HHS allocates $42.3 million reprogrammed Ebola funds to Zika fight
The U.S Department of Health and Human Services’ allocated $42.3 million in what was once funding to battle Ebola toward the pressing Zika fight.
The White House announced this spring that it would reprogram some $589 million that was previously earmarked for Ebola response. And HHS $42.3 million comes as the number of Zika-infected patients in Miami passed 10, the Centers for Disease Control and Prevention issued a travel warning to the area, and many people are blaming Congress for not acting earlier to fund Zika work.
HHS Office of the Assistant Secretary for Preparedness and Response (ASPR) Biomedical Advanced Research and Development Authority (BARDA) said that it is putting $37.2 million to create Zika blood screening tests, diagnostics, technologies for reducing pathogens and ultimately vaccines and working with private sector entities.
BARDA is supporting the development of tests that screen for Zika virus in the blood supply and is helping to assure the availability of blood samples developers need to test the accuracy of Zika diagnostics. The division also is working with federal partners on vaccine development to protect against Zika virus infections. With this award, ASPR/BARDA has obligated $37.2 million of HHS reprogrammed Ebola funds to develop Zika vaccines, diagnostics, blood screening tests, and pathogen reduction technologies through private sector partners.
HHS also awarded $5.1 million to Seattle-based InBios International for continued development of a blood test that will reduce the result time from days to hours.
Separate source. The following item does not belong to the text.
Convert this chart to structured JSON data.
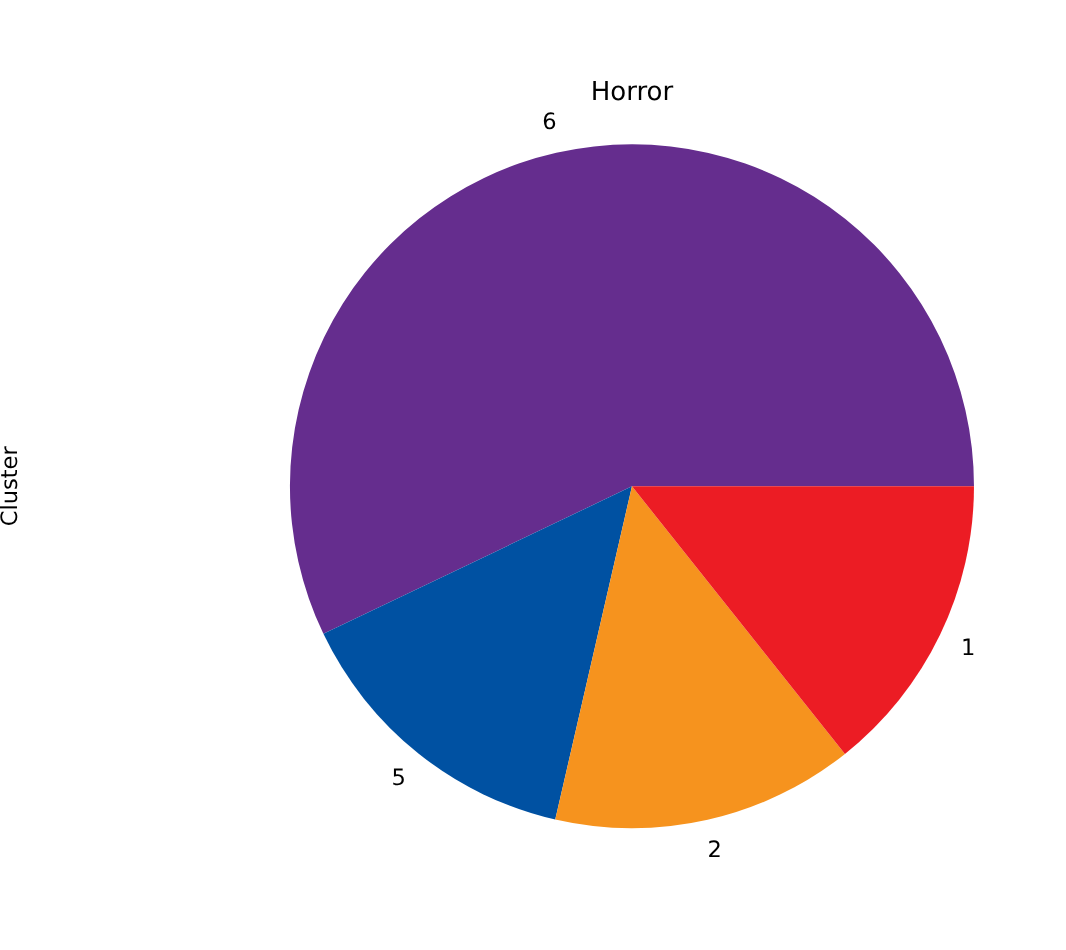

The funding will be provided with a two-year contract with HHS Office of the Assistant Secretary for Preparedness and Response (ASPR) Biomedical Advanced Research and Development Authority (BARDA) to support refinement of InBios’ serological test able to detect a Zika virus-specific Immunoglobin M - the antibodies produced by the immune system’s response to the virus. Antibodies can be detected about a week after infection and remain in the blood for up to three months.
The funds will also support the test’s design, manufacturing preparations and clinical studies, according to the release. HHS can extend the agreement with InBios for additional work through 2021 with up to a total of about $9.5 million.
“Most people with Zika virus infections do not have symptoms, which makes diagnostics critical in identifying cases, treating patients and protecting public health,” BARDA Acting Director Richard Hatchett said in a statement. “We’re collaborating with other federal and industry partners to identify additional promising candidates for development, so that diagnostics and other medical products needed in this public health crisis become available as quickly as possible.”
During the development, InBios can apply for emergency use authorization from the FDA, prior to full FDA authorization.
The only other serological test designed for early detection of Zika infections was developed by the Centers for Disease Control and Prevention, according to the announcement. However, it’s only issued under emergency authorization by the FDA. Further, CDC’s serological test takes two to three days for results and can only be administered in CDC-designated qualified laboratories.